I was terrified to cross the road.
And no, not because the roads in India are basically holes with a little tar around the edges, or that driving license is given to every other person who appears for the test, but because I feel that everyone seated inside the car ‘will stare’ at me as I cross their vehicle. Yeah, you read it right.
I have had problems with my self-confidence since I was in my diapers. I never took risks, I have never broken any bones, or got a stitch, or even a sprain as far as I remember. Anything fun would be mentally evaluated a thousand times in my head, Would I look like an idiot if the outcome was not the one predicted?Will it attract attention? These questions refrained me from doing anything new.

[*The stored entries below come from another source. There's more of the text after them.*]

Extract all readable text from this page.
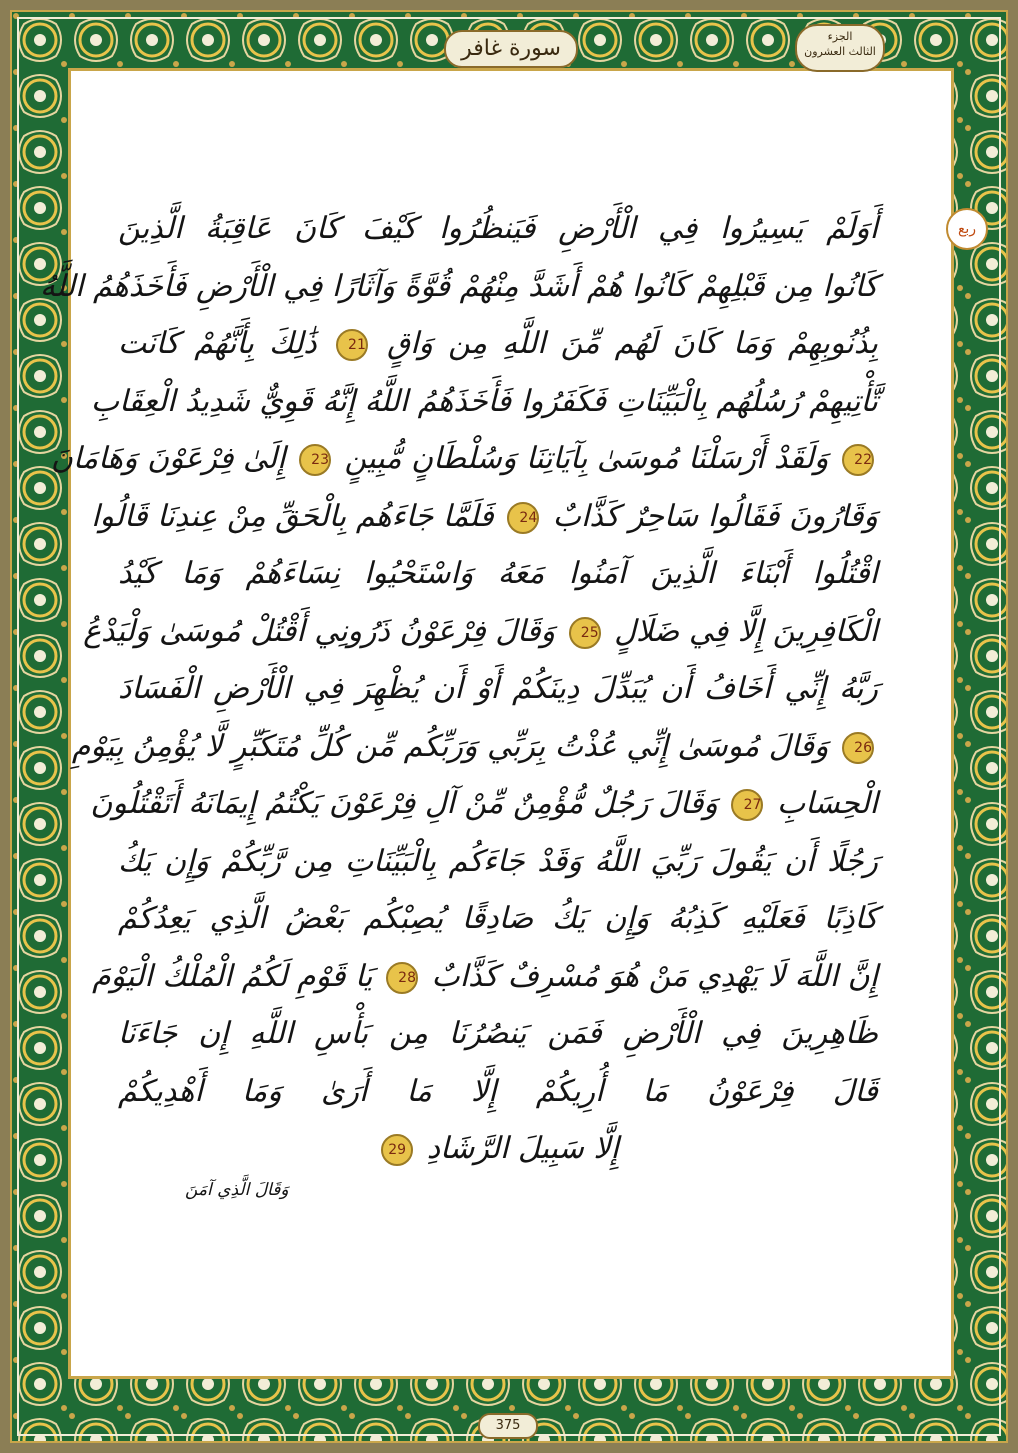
سورة غافر	الجزء
الثالث العشرون
ربع
أَوَلَمْ يَسِيرُوا فِي الْأَرْضِ فَيَنظُرُوا كَيْفَ كَانَ عَاقِبَةُ الَّذِينَ
كَانُوا مِن قَبْلِهِمْ كَانُوا هُمْ أَشَدَّ مِنْهُمْ قُوَّةً وَآثَارًا فِي الْأَرْضِ فَأَخَذَهُمُ اللَّهُ
بِذُنُوبِهِمْ وَمَا كَانَ لَهُم مِّنَ اللَّهِ مِن وَاقٍ 21 ذَٰلِكَ بِأَنَّهُمْ كَانَت
تَّأْتِيهِمْ رُسُلُهُم بِالْبَيِّنَاتِ فَكَفَرُوا فَأَخَذَهُمُ اللَّهُ إِنَّهُ قَوِيٌّ شَدِيدُ الْعِقَابِ
22 وَلَقَدْ أَرْسَلْنَا مُوسَىٰ بِآيَاتِنَا وَسُلْطَانٍ مُّبِينٍ 23 إِلَىٰ فِرْعَوْنَ وَهَامَانَ
وَقَارُونَ فَقَالُوا سَاحِرٌ كَذَّابٌ 24 فَلَمَّا جَاءَهُم بِالْحَقِّ مِنْ عِندِنَا قَالُوا
اقْتُلُوا أَبْنَاءَ الَّذِينَ آمَنُوا مَعَهُ وَاسْتَحْيُوا نِسَاءَهُمْ وَمَا كَيْدُ
الْكَافِرِينَ إِلَّا فِي ضَلَالٍ 25 وَقَالَ فِرْعَوْنُ ذَرُونِي أَقْتُلْ مُوسَىٰ وَلْيَدْعُ
رَبَّهُ إِنِّي أَخَافُ أَن يُبَدِّلَ دِينَكُمْ أَوْ أَن يُظْهِرَ فِي الْأَرْضِ الْفَسَادَ
26 وَقَالَ مُوسَىٰ إِنِّي عُذْتُ بِرَبِّي وَرَبِّكُم مِّن كُلِّ مُتَكَبِّرٍ لَّا يُؤْمِنُ بِيَوْمِ
الْحِسَابِ 27 وَقَالَ رَجُلٌ مُّؤْمِنٌ مِّنْ آلِ فِرْعَوْنَ يَكْتُمُ إِيمَانَهُ أَتَقْتُلُونَ
رَجُلًا أَن يَقُولَ رَبِّيَ اللَّهُ وَقَدْ جَاءَكُم بِالْبَيِّنَاتِ مِن رَّبِّكُمْ وَإِن يَكُ
كَاذِبًا فَعَلَيْهِ كَذِبُهُ وَإِن يَكُ صَادِقًا يُصِبْكُم بَعْضُ الَّذِي يَعِدُكُمْ
إِنَّ اللَّهَ لَا يَهْدِي مَنْ هُوَ مُسْرِفٌ كَذَّابٌ 28 يَا قَوْمِ لَكُمُ الْمُلْكُ الْيَوْمَ
ظَاهِرِينَ فِي الْأَرْضِ فَمَن يَنصُرُنَا مِن بَأْسِ اللَّهِ إِن جَاءَنَا
قَالَ فِرْعَوْنُ مَا أُرِيكُمْ إِلَّا مَا أَرَىٰ وَمَا أَهْدِيكُمْ
إِلَّا سَبِيلَ الرَّشَادِ 29
وَقَالَ الَّذِي آمَنَ
375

The first time I dared to go bowling was this year, I’m almost 20 years old. I never let go off the rails when I went ice skating at 18. I used to hate playing games, that had outcomes that made winners or losers. I still switch channels whenever the elimination round is on for any show. Losing made my already low self esteem hit rock-bottom. So did falling, tripping or anything that made me look silly.

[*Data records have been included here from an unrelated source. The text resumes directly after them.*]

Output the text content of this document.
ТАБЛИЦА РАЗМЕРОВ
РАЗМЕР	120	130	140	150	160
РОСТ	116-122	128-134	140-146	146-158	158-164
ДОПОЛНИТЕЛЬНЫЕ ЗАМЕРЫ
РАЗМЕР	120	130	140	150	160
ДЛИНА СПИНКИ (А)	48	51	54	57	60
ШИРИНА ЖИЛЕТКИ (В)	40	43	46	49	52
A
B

There was a time when I used to try to hide my curly-wavy weird hair, be embarrassed about my height-I’m 5’9 in a country where the average height of men are 5’5 and women 5’ . I remember wanting to crawl under a rug when one of my cousins who is a dentist suggested that I undergo a smile surgery to correct my gummy smile, I hadn’t even known it needed correction. When my father seconded that opinion, I was angry at myself. I became overly self conscious, and never took any more pictures of myself, and many precious moments of my life were not captured as a result. I was too thin, my body resembled a toothpick. The comparison ‘flat as a pancake’ was made for me. The problems were endless.
Everything seemed so hopeless at a point of time. I don’t ever remember having a good hair day, whatever that is. I was surrounded by judgy miserable people, and that was taking a toll on my life without me even realising. Till I woke up.
I put my foot down and got it in my head that only I can change anything I don’t like. I was wasting my life being miserable about things that didn’t matter. I cut toxic relationships, and those that I couldn’t avoid I kept them at an arm’s length. I surrounded myself with positive people. I became positive. I stopped trying to stretch my lips as far as they would go without showing my teeth while posing, and I have got compliments regarding my smile. I’m learning to pout and laugh when I lose games and bets, I still hate eliminations though. I’m learning to frequently look like an idiot, and loved ones tell me I’m a quick learner at that. I learned how to walk into a class ten minutes late with a guilty shrug and without giving a second thought to the inquiring eyes. I’m still one of the tallest in my class of 250 with the exception of a few boys and I’m comfortable with myself. I still resemble a toothpick with pancake features, but I also discovered that I have lovely eyes and good conversation skills and I can live with that. I’m still learning to cross the road, but that’s because I was brought up in Dubai, where everyone deserved their license, and it’s not the same case in the place in India, where I’m currently based and nothing to do with my self-confidence,
And as for my hair, it’s a lost cause. No matter what hair products come to existence it will never be tamed. Just as I hope to be in the future.